На мосту Императора Вильгельма за собором он остановился и долго смотрел на медленно текущую воду. Ему хотелось умереть; но чем больше он думал о смерти, тем сильнее его охватывала ненависть к мужчине, отнявшему у него женщину. Оружие! Ему нужен был револьвер, шестизарядный, этого хватит. На вокзале Александер-плац был неплохой выбор. Как во сне, он направился вверх по улице Императора Вильгельма в сторону Маркгалле, свернул на Нойе Фридрихштрассе и по ней дошел до вокзала.

Темнело, и город осветили сотни огней. Толпы людей валили из слишком узких дверей вокзала. Повсюду сновали спекулянты и безработные, и Омар внимательно присматривался к ним, ища того, кто мог бы предложить интересующий его товар. Один предлагал кокаин, другой – половину поросенка в обмен на фортепиано, еще один прошептал, что у него есть партия крема «Муссон», шестьдесят штук в коробке. Револьвер? – Нет. Может быть, у Кале Эльзнер. – Где? – У Ашингера на Александер-плац, но не раньше десяти.

На Александер-плац было полно народа и транспорта. Казалось, все автомобили, омнибусы, такси и трамваи города съехались сюда.

Маленькая блондинка не старше восемнадцати лет потянула Омара за рукав:

– Привет, господин, хотите немножко удовольствия?

– Я не хочу удовольствия, я хочу револьвер! – проворчал Омар на своем плохом немецком и попытался отделаться от девочки.

– Револьвер? – не отставала блондинка. – Эй, парень, не сходи с ума. Не ищи несчастья на свою голову.

Теперь Омар взглянул на девочку. Не ищи несчастья на свою голову. Так коротко и четко. Звучало, как строка Корана. Просто смешно. Вот появилась незнакомка, девка, и вернула ему рассудок.

– Меня зовут Тилли, – сказала малышка, решив, что заинтересовала господина. Она подняла руку с растопыренными пальцами, подмигнув: – Пять, только для тебя!

– Что пять?

– Ну, тысяч. За удовольствие!

Омар, наконец, понял. В то время столько же стоили фунт чая или дешевая рубашка.

– У меня топят. Это возле полицейского участка. Ну, дай же волю своим желаниям! Не можешь же ты оставить несовершеннолетнюю вот так, одну на улице!

У Тилли было милое, открытое лицо. Светлые волосы падали ей на глаза, и она время от времени сдувала их в сторону, выставляя вперед нижнюю губу. Она была стройной и изящной, но ее грудь не заметить было нельзя.

– Ты ведь не здешний? – спросила она, потому что Омар все еще молчал. – Выглядишь как-то удрученно. Я тебя развеселю.

Внезапно Омар потянулся к сумке, вынул пачку купюр и протянул девушке. Тилли сделала реверанс, будто маленькая девочка, и засунула деньги в поношенную бархатную сумочку.

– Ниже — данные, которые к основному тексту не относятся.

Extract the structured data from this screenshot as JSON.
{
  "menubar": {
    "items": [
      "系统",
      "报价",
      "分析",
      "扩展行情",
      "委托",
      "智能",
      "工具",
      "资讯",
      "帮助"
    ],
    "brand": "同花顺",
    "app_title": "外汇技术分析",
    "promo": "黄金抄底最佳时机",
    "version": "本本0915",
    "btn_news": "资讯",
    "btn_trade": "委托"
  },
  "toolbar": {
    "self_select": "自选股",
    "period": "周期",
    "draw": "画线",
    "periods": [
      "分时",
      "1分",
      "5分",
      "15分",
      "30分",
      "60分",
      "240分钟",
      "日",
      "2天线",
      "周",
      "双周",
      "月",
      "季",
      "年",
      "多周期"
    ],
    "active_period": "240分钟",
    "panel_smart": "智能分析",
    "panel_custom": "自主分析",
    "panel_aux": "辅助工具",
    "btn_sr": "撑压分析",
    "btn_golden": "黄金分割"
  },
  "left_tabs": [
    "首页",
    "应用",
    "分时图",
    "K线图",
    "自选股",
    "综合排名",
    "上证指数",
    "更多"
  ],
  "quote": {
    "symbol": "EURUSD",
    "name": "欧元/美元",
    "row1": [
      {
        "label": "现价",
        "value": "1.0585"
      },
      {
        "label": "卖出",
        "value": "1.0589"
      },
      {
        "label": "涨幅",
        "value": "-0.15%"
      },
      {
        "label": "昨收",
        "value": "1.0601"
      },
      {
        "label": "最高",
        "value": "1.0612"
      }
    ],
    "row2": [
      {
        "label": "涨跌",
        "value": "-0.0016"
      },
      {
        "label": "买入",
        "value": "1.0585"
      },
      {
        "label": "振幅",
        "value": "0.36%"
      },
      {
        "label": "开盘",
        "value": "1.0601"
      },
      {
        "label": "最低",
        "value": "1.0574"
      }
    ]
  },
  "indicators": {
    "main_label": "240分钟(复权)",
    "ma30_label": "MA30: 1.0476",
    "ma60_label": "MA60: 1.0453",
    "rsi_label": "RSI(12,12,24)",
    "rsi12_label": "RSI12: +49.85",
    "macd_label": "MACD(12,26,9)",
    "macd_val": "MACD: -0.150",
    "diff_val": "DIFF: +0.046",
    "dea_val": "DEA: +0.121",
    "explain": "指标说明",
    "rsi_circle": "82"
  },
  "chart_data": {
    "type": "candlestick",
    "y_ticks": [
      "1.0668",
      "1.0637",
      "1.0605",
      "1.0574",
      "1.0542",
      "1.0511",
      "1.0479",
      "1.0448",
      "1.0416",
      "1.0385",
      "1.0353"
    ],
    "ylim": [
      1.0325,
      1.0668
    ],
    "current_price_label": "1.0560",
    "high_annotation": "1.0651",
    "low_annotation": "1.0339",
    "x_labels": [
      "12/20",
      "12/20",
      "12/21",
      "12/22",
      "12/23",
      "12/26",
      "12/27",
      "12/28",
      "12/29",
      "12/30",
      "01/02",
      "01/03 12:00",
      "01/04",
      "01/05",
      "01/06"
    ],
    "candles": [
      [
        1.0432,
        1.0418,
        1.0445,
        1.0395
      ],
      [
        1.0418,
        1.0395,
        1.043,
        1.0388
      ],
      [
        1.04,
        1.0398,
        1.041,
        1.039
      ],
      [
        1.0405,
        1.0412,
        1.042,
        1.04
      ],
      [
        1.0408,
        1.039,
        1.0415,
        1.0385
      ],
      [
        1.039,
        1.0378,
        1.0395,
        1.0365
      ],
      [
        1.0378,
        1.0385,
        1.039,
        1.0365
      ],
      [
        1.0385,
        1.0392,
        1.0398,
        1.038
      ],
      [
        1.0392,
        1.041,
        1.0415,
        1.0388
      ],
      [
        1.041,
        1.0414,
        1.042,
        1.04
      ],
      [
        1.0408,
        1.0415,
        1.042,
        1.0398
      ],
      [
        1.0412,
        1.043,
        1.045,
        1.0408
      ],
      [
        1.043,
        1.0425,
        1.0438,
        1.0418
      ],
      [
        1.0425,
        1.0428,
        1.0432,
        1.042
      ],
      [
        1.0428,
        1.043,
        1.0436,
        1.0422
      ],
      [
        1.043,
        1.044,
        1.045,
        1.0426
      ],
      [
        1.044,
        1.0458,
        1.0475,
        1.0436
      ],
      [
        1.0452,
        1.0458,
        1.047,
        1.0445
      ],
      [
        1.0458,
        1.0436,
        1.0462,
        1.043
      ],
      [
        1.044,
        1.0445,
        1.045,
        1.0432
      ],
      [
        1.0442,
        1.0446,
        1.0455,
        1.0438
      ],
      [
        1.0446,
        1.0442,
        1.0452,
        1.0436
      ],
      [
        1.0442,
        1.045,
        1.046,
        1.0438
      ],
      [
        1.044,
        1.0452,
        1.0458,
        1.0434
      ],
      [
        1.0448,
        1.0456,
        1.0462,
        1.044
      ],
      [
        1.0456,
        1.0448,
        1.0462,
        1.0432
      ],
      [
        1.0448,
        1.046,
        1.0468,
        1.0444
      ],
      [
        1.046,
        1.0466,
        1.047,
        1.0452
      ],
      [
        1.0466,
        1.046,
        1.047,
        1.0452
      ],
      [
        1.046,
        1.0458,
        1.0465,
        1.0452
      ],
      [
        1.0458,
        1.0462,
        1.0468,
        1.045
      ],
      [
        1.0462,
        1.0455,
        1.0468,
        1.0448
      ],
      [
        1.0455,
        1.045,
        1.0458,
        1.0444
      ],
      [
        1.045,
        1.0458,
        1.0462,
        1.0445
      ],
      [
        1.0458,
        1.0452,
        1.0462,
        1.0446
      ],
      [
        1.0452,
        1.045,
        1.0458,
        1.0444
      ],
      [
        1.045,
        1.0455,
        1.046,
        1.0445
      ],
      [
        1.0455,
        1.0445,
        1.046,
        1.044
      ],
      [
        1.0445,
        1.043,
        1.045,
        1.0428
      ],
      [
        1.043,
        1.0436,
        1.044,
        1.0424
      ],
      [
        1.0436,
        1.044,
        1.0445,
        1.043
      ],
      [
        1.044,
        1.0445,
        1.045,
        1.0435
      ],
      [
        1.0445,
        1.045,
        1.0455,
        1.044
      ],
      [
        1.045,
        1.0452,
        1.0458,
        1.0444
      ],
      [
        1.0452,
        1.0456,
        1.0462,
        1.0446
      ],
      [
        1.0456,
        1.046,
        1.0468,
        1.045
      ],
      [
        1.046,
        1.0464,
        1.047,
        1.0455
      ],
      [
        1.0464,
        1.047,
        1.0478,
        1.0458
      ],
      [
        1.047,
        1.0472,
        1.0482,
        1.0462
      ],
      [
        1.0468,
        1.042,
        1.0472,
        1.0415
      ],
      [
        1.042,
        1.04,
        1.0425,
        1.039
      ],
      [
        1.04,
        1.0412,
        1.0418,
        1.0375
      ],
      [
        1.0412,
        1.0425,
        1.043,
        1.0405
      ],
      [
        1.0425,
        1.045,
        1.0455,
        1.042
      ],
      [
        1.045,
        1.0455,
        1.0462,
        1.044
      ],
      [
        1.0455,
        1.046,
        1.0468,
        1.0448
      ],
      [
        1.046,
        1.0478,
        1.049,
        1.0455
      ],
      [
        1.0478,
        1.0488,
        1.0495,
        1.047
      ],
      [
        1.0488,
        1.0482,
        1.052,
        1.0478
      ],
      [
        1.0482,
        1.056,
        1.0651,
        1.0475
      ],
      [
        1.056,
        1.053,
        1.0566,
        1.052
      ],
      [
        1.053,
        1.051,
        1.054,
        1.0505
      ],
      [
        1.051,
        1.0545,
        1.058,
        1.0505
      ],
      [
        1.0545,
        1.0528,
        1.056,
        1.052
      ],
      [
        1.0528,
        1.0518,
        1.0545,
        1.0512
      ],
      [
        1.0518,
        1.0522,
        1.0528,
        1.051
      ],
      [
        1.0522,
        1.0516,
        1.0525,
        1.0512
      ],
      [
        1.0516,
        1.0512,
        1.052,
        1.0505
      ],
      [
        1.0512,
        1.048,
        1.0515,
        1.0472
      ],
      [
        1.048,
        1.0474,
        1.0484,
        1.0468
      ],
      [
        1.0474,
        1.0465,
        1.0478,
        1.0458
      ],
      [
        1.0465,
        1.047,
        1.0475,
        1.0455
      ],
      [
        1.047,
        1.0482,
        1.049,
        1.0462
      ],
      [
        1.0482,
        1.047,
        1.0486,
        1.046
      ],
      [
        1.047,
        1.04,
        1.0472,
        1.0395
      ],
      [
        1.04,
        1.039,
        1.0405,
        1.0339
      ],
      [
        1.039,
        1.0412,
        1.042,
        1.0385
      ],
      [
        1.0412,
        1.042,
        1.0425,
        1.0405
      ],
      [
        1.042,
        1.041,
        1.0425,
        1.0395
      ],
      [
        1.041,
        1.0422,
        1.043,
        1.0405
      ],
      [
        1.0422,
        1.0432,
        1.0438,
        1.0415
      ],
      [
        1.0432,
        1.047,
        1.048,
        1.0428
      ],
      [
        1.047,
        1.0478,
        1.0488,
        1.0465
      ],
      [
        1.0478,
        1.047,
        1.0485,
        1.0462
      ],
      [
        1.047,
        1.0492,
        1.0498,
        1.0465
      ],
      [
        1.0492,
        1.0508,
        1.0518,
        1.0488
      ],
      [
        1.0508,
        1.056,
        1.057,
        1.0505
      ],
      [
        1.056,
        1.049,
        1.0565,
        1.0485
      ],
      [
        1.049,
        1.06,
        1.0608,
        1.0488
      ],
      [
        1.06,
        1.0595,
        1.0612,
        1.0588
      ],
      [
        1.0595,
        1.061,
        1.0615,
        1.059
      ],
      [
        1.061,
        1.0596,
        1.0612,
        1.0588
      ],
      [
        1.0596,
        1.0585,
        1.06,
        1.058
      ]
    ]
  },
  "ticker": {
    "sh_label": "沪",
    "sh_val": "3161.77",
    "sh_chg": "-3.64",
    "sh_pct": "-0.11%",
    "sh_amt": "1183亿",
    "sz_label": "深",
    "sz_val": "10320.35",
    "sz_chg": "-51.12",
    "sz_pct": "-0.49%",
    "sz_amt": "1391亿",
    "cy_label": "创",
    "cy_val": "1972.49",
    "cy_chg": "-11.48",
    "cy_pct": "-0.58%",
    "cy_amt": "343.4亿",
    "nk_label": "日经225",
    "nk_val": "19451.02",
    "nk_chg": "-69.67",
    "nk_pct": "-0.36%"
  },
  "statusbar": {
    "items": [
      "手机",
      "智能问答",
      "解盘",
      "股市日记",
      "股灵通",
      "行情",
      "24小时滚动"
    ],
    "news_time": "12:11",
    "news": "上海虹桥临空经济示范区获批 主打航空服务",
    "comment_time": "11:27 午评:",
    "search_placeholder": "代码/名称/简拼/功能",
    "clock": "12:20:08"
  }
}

Комната с отоплением находилась на первом этаже, сразу за входной дверью в дом, и Тилли гордо сообщила, что живет с подругой. Та рекламирует сигареты в ночном клубе в Шарлоттенбурге, так что ночью квартира свободна. Омар опустился в яркое кресло, на котором оставили отпечаток пережитые им годы, и посмотрел на девушку, которая начала раздеваться, будто бы это было самым обыкновенным занятием.

– Ты хочешь в одежде? – заметила Тилли, прищурившись, будто это обещало особое наслаждение. – Я не против. – Когда же она наконец заметила, что Омар смотрит будто сквозь нее, унесшись далеко в своих мыслях, Тилли встала перед ним на колени, взяла его руки в свои и сказала: – По-моему, тебе сейчас не нужна женщина для любви, тебе нужна женщина для разговора. Ну, давай, рассказывай.

И будто он только этого приглашения и ждал, Омар начал говорить. Он облегчал свою душу, поток его слов не заканчивался, он рассказывал о своей любви к Халиме, их рискованном побеге, неожиданном его завершении, о пустоте, наполнявшей его теперь, о беспомощности, которую он ощущал в сложившейся ситуации.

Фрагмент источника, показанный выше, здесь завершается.